Selanjutnya, Sudiyo dkk (1991:29) mengatakan bahwa lapisan-lapisan masyarakat tadi mulai ada sejak manusia mengenal adanya kehidupan bersama di dalam suatu organisasi sosial. Semakin kompleks dan semakin majunya perkembangan teknologi suatu masyarakat, maka semakin kompleks pula sistem lapisan-lapisan di dalamnya.
Dalam proses perkembangan suatu masyarakat, sistem berlapis ada yang terjadi dengan sendirinya, tetapi ada pula yang dengan sengaja disusun untuk mengejar suatu tujuan bersama. Biasanya yang menjadi alasan terjadinya lapisan-lapisan dalam masyarakat yang terjadi dengan sendirinya adalah: kepandaian, tingkat umur (senioritas), sifat keaslian, keanggotaan kerabat seorang kepala masyarakat, dan harta dalam batas-batas tertentu. Mengingat masyarakat yang satu dengan lainnya masing-masing mengembangkan sistem sosial-budaya tersendiri, maka tidak tertutup kemungkinan alasan-alasan yang dipakai dalam pembentukan sistem berlapis-lapis satu dengan lainnya berbeda. Sedangkan, stratifikasi sosial yang sengaja disusun untuk mengejar suatu tujuan bersama biasanya berkaitan dengan pembagian kekuasaan dan wewenang yang resmi dalam organisasi-organisasi formal, seperti: pemerintahan, perusahaan, partai politik, Angkatan Bersenjata atau perkumpulan.

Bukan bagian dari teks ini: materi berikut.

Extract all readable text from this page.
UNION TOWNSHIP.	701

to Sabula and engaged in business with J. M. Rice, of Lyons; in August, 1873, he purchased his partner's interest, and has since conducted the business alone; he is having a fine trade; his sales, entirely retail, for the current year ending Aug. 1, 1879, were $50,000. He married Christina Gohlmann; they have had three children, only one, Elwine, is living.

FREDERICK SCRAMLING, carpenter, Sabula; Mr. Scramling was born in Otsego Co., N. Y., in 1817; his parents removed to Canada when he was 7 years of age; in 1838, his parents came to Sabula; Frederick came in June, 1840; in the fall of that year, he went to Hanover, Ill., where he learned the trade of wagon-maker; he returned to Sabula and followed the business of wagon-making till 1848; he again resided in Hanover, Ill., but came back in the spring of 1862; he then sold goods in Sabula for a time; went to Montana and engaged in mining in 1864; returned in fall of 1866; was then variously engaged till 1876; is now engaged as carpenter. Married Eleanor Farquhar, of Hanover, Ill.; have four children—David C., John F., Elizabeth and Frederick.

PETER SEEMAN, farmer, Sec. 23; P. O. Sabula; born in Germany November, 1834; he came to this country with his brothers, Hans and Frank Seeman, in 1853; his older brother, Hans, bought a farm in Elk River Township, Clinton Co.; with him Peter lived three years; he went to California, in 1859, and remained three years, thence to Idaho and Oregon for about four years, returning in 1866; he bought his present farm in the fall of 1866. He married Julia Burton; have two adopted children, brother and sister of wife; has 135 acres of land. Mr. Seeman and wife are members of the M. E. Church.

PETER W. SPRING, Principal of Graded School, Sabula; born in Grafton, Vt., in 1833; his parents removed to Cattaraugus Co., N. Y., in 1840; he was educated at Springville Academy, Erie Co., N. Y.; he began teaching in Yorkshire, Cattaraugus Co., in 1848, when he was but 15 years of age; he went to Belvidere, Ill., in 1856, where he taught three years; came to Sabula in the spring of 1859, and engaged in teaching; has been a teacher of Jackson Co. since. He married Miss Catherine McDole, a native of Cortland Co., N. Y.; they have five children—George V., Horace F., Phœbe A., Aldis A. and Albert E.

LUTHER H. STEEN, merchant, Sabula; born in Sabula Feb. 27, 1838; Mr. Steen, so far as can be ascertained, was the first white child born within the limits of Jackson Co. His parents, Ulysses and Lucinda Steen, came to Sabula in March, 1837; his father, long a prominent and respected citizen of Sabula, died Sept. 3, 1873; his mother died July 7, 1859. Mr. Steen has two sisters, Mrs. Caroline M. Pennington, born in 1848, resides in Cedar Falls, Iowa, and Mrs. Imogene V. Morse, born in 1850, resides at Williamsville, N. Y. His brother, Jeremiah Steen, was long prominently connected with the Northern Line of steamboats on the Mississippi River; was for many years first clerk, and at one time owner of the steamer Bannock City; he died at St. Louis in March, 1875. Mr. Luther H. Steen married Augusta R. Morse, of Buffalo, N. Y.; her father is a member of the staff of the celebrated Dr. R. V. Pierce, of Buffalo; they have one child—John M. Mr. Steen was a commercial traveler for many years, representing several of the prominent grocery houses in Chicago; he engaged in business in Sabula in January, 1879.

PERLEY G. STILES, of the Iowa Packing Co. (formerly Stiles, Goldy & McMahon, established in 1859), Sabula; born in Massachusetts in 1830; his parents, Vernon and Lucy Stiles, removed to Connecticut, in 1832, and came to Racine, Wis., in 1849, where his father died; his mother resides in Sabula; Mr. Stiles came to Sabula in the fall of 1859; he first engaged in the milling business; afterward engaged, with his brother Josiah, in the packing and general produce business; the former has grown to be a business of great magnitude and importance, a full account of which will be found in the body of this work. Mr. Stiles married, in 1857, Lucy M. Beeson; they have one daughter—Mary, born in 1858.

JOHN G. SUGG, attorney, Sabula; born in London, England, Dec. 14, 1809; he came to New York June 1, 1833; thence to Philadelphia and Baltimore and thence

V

Kekuasaan dan wewenang merupakan suatu unsur yang khusus dalam sistem pelapisan di dalam masyarakat. Dan, karena kekhususannya itu, kekuasaan dan wewenang mempunyai sifat yang lain daripada: uang, tanah, benda-benda ekonomis, ilmu pengetahuan, dan kehormatan. Uang, tanah, dan sebagainya dapat terbagi secara bebas di antara para anggota suatu masyarakat tanpa merusak bentukan masyarakat yang bersangkutan. Akan tetapi, apabila sesuatu masyarakat hendak hidup dengan teratur, maka kekuasaan dan wewenang yang ada harus dibagi-bagi dengan teratur pula, sehingga jelas kepemilikan kekuasaan dan wewenang bagi setiap orang dalam organisasi, baik secara vertikal maupun horisontal. Sebab jika kekuasaan dan wewenang tidak dibagi-bagi secara teratur, kemungkinan besar akan terjadi pertentangan-pertentangan yang dapat membahayakan keutuhan masyarakat.

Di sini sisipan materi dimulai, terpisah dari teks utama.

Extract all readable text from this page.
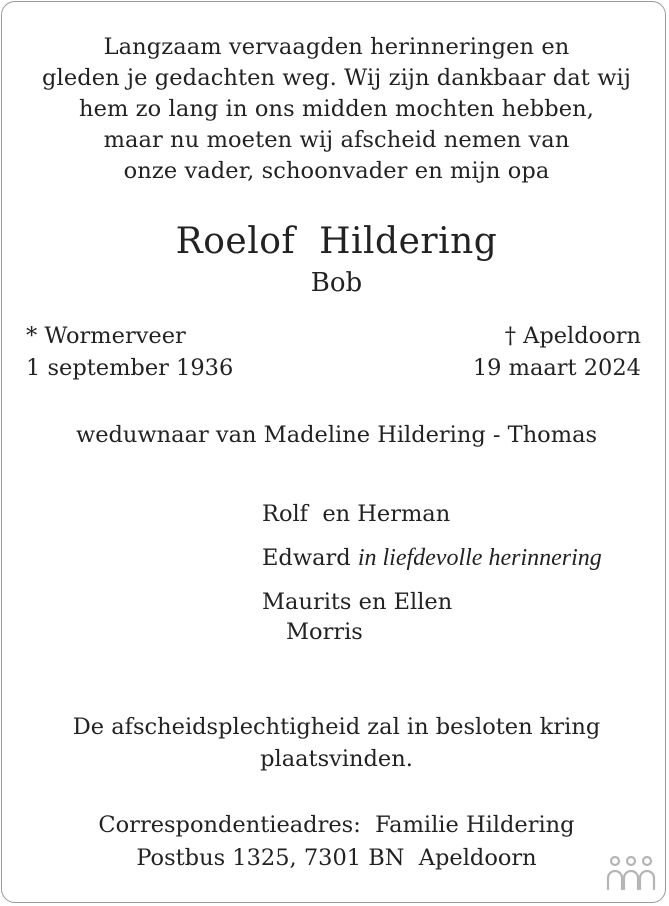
Langzaam vervaagden herinneringen en
gleden je gedachten weg. Wij zijn dankbaar dat wij
hem zo lang in ons midden mochten hebben,
maar nu moeten wij afscheid nemen van
onze vader, schoonvader en mijn opa
Roelof  Hildering
Bob
* Wormerveer
1 september 1936
† Apeldoorn
19 maart 2024
weduwnaar van Madeline Hildering - Thomas
Rolf  en Herman
Edward in liefdevolle herinnering
Maurits en Ellen
Morris
De afscheidsplechtigheid zal in besloten kring
plaatsvinden.
Correspondentieadres:  Familie Hildering
Postbus 1325, 7301 BN  Apeldoorn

Sifat sistem pelapisan sosial di dalam masyarakat dapat tertutup (closed social stratification) dan dapat pula yang terbuka (open social stratification). Sistem pelapisan yang bersifat tertutup membatasi kemungkinan pindahnya seseorang dari satu lapisan ke lapisan yang lain, baik merupakan gerak ke atas atau ke bawah. Di dalam sistem yang demikian, satu-satunya jalan untuk masuk menjadi anggota dari suatu lapisan dalam masyarakat adalah kelahiran. Sebaliknya, dalam sistem yang sifatnya terbuka, setiap anggota masyarakat mempunyai kesempatan yang sama untuk berusaha ke pelapisan yang lebih tinggi dengan kecakapan sendiri. Sistem yang terbuka ini memberi perangsang bagi seseorang untuk menduduki lapisan yang lebih tinggi. Namun demikian, tidak tertutup kemungkinan adanya seseorang tidak beruntung karena kurang cakap, sehingga menduduki lapisan yang lebih rendah (Sudiyo, dkk. 1991:30).

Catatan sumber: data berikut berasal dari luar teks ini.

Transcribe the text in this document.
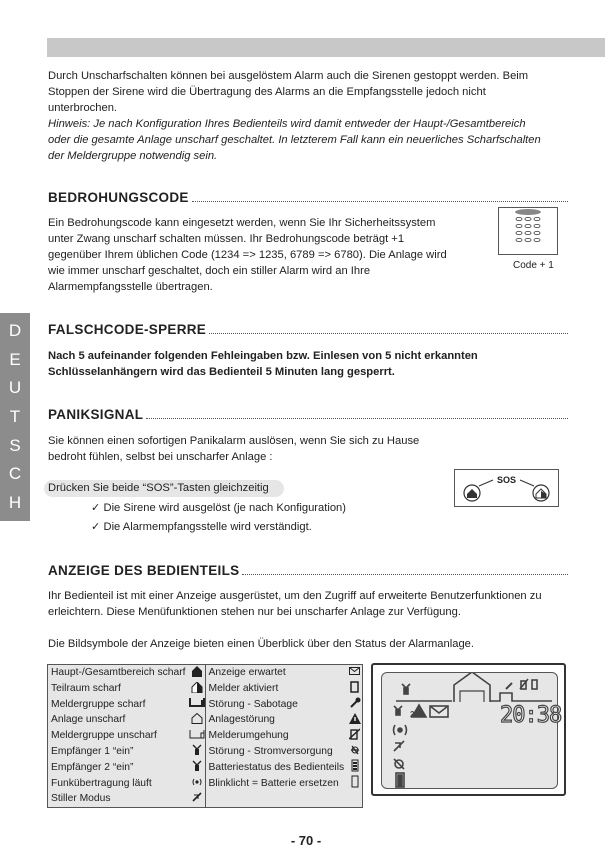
Durch Unscharfschalten können bei ausgelöstem Alarm auch die Sirenen gestoppt werden. Beim
Stoppen der Sirene wird die Übertragung des Alarms an die Empfangsstelle jedoch nicht
unterbrochen.
Hinweis: Je nach Konfiguration Ihres Bedienteils wird damit entweder der Haupt-/Gesamtbereich
oder die gesamte Anlage unscharf geschaltet. In letzterem Fall kann ein neuerliches Scharfschalten
der Meldergruppe notwendig sein.
BEDROHUNGSCODE
Ein Bedrohungscode kann eingesetzt werden, wenn Sie Ihr Sicherheitssystem
unter Zwang unscharf schalten müssen. Ihr Bedrohungscode beträgt +1
gegenüber Ihrem üblichen Code (1234 => 1235, 6789 => 6780). Die Anlage wird
wie immer unscharf geschaltet, doch ein stiller Alarm wird an Ihre
Alarmempfangsstelle übertragen.
Code + 1
D
E
U
T
S
C
H
FALSCHCODE-SPERRE
Nach 5 aufeinander folgenden Fehleingaben bzw. Einlesen von 5 nicht erkannten
Schlüsselanhängern wird das Bedienteil 5 Minuten lang gesperrt.
PANIKSIGNAL
Sie können einen sofortigen Panikalarm auslösen, wenn Sie sich zu Hause
bedroht fühlen, selbst bei unscharfer Anlage :
Drücken Sie beide “SOS”-Tasten gleichzeitig
✓ Die Sirene wird ausgelöst (je nach Konfiguration)
✓ Die Alarmempfangsstelle wird verständigt.
SOS
ANZEIGE DES BEDIENTEILS
Ihr Bedienteil ist mit einer Anzeige ausgerüstet, um den Zugriff auf erweiterte Benutzerfunktionen zu
erleichtern. Diese Menüfunktionen stehen nur bei unscharfer Anlage zur Verfügung.
Die Bildsymbole der Anzeige bieten einen Überblick über den Status der Alarmanlage.
Haupt-/Gesamtbereich scharf		Anzeige erwartet	
Teilraum scharf		Melder aktiviert	
Meldergruppe scharf		Störung - Sabotage	
Anlage unscharf		Anlagestörung	
Meldergruppe unscharf		Melderumgehung	
Empfänger 1 “ein”		Störung - Stromversorgung	
Empfänger 2 “ein”		Batteriestatus des Bedienteils	
Funkübertragung läuft		Blinklicht = Batterie ersetzen	
Stiller Modus			
2	20:38
- 70 -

Hal yang mewujudkan unsur-unsur dalam sistem pelapisan suatu masyarakat adalah kedudukan (status) dan peranan (role). Kedudukan dan peranan kecuali merupakan unsur-unsur baku dalam sistem pelapisan, juga mempunyai arti yang penting bagi sistem sosial masyarakat. Yang diartikan sebagai sistem sosial adalah pola-pola yang mengatur hubungan timbal balik antarindividu dalam masyarakat, antara individu dan masyarakat, dan tingkah laku individu-individu tersebut. Dalam hubungan-hubungan timbal balik tersebut, kedudukan dan peranan individu mempunyai arti penting, karena langgengnya masyarakat bergantung pada keseimbangan kepentingan-kepentingan individu-individu tersebut.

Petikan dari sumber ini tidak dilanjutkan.